I tried for years to get them the media to come to Road's End. Guess I just needed to get media-darling jdubbya as a spokesperson! To be honest, Jerry said so many great things about what it means to be a home haunter and a Halloween enthusiast. The segment could have much longer with just him.

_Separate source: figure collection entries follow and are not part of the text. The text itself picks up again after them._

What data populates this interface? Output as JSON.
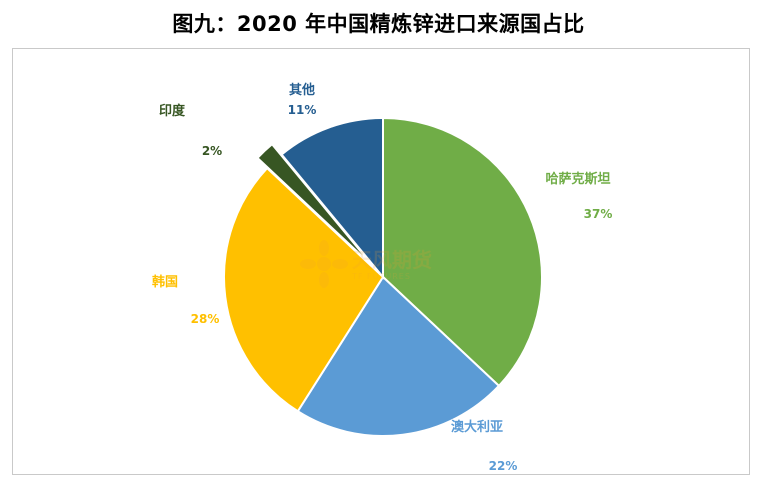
{
  "title": "图九：2020 年中国精炼锌进口来源国占比",
  "watermark": {
    "text": "天风期货",
    "sub": "TF FUTURES"
  },
  "chart_data": {
    "type": "pie",
    "title": "图九：2020 年中国精炼锌进口来源国占比",
    "slices": [
      {
        "name": "哈萨克斯坦",
        "value": 37,
        "label": "37%",
        "color": "#70ad47"
      },
      {
        "name": "澳大利亚",
        "value": 22,
        "label": "22%",
        "color": "#5b9bd5"
      },
      {
        "name": "韩国",
        "value": 28,
        "label": "28%",
        "color": "#ffc000"
      },
      {
        "name": "印度",
        "value": 2,
        "label": "2%",
        "color": "#375623",
        "exploded": true
      },
      {
        "name": "其他",
        "value": 11,
        "label": "11%",
        "color": "#255e91"
      }
    ],
    "start_angle_deg": 0,
    "direction": "clockwise",
    "labels_outside": true
  }
}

I also want to add that I am very grateful to be a part of this and appreciative of jubbya and Mrs. dubbya for letting me help haunt up Eerie Manor. The two of us have had some really great conversations about where we would like to take our haunting. It could get very interesting!:jol:


----------



## jdubbya (Nov 6, 2005)

http://www.erietvnews.com/clip/10800055/haunted-house-2300p103114

Two local channels came over and spent over an hour at our haunt doing interviews and even a walk through. We got them both good!
Here's a clip from one station..


----------



## tjc67 (Jul 28, 2013)

Nice coverage. Been waiting to hear how it went.


----------



## MotelSixx (Sep 27, 2008)

Jerry, Jessica starr from wjet posted it on Facebook at 5 On Friday along with your address AGAIN lol. I just saw it ten minutes ago.


----------



## Hairazor (Mar 13, 2012)

"Go in there and come out alive!"

You guys Rock! Haunt on!!


----------



## RoxyBlue (Oct 6, 2008)

Yay for you guys! Sounds like your visitors loved what you did.


----------